Councils, police and relevant Government arms have been enforcing a province wide joint operation to clean up road sides since June.
Council officials who corruptly authorised the car sales and other businesses to operate on roadsides face investigation by the Zimbabwe Anti-Corruption Commission while councils should probe all leases issued on their behalf.
“All local authorities have also been instructed to institute internal investigations and verify all leases issued on behalf of council. In the interim no further leases should be issued affecting road servitudes.”
Road servitudes are the spaces on the roadsides reserved for expansion of the road. In cities and towns water and sewer infrastructure, electricity pylons and cables, telephone and internet cables are placed on or under road servitudes.
The City of Harare’s announcement to clean up road verges sparked debate among residents with some welcoming it saying the car sales were now an eyesore along the city’s major roads with a number of the car sales established right in front of residents’ houses.
Others felt the car sales were providing employment to a number of people and should not be removed.

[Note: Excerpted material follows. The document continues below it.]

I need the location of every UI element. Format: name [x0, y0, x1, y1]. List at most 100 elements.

However, affected residents insisted the car sales should be removed and allocated alternative spaces where to conduct their business.
But residents insisted they were an eyesore saying there was also need to investigate who allowed the car sales to be set up on road servitudes in the first place.
Acting Harare Mayor Councillor Stewart Mutizwa said there was need to investigate and make sure that all the car sales across the city are on designated places and have proper documentation.